If you think I’m sick for finding all of this so fascinating, ask yourself if you’ve ever seen any of the following movies on purpose:

The Godfather – I, II or III
On the Waterfront
The Boondock Saints – I or II
A Bronx Tale
Carlito’s Way
The Departed (alternatively pronounced “Da Dee-pah-ded.”)
The Untouchables
Once Upon A Time In America

Or the hit HBO series The Sopranos.

Eh-heh. See?

The Mafia functions on greed, power and loyalty. Do someone a solid and they’ll have your back. Do something even a little wrong and they’ll shoot you in it. And not subtly, either. Deeze guys. Brazen. Broad daylight hits. Openly hostile shakedowns. Calling cards. Messages in crime scenes. Totally transparent stuff that practically screams The mob did it. And we eat it up.

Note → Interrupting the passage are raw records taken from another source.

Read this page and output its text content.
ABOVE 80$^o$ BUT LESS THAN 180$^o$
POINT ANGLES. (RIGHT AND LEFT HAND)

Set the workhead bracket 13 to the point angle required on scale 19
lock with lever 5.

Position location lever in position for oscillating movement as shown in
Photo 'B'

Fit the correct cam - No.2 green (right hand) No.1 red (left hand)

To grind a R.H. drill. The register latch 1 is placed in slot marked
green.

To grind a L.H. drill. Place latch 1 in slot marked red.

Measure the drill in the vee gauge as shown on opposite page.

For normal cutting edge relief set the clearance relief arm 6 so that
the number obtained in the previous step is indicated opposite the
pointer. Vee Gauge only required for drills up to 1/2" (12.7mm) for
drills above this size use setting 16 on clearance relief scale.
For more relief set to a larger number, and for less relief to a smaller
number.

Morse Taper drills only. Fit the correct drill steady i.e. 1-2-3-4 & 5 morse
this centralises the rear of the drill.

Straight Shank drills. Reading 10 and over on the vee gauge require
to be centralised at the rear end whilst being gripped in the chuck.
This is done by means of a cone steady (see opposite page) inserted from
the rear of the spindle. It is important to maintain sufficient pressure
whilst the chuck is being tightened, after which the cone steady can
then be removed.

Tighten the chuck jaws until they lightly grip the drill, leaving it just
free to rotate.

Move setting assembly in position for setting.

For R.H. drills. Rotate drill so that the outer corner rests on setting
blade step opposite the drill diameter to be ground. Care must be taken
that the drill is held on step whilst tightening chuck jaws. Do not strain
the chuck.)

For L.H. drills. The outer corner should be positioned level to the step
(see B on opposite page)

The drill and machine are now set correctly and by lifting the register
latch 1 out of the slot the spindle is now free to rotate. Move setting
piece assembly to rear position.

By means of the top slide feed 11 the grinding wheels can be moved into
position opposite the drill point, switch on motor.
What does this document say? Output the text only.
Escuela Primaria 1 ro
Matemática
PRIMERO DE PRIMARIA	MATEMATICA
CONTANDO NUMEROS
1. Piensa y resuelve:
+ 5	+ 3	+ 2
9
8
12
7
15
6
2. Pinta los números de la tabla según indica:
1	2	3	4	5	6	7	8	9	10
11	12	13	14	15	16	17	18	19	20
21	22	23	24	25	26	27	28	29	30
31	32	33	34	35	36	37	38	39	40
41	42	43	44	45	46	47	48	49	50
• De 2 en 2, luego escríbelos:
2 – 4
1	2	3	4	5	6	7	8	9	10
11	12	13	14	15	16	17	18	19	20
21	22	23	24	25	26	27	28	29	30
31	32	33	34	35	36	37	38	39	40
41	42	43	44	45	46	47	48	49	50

Gangs these days are just the modern incarnations of mob families. Slightly different motives, maybe. More desperation. Less patience. Not hittin’ the big time like the Gambinos or the Genoveses. But still based on loyalty. Still based on turf. Still about the money.

Still with the crazy nicknames, only fewer guys whose middle name is “The.”

Why don’t we find them quite so charming?

As usually happens when I dig in to some good true crime mob fare, the whole thing left me a little depressed in the end. My hometown is an ugly place, and its history is gory. The development of Penn’s Landing? Mob deal. It’s everywhere. The Philly guys didn’t live in opulent houses. Their houses looked like mine. In the end, the charm is tarnished. The glamour fades. The promise becomes pathos. Loyal associates turn. The feds catch up.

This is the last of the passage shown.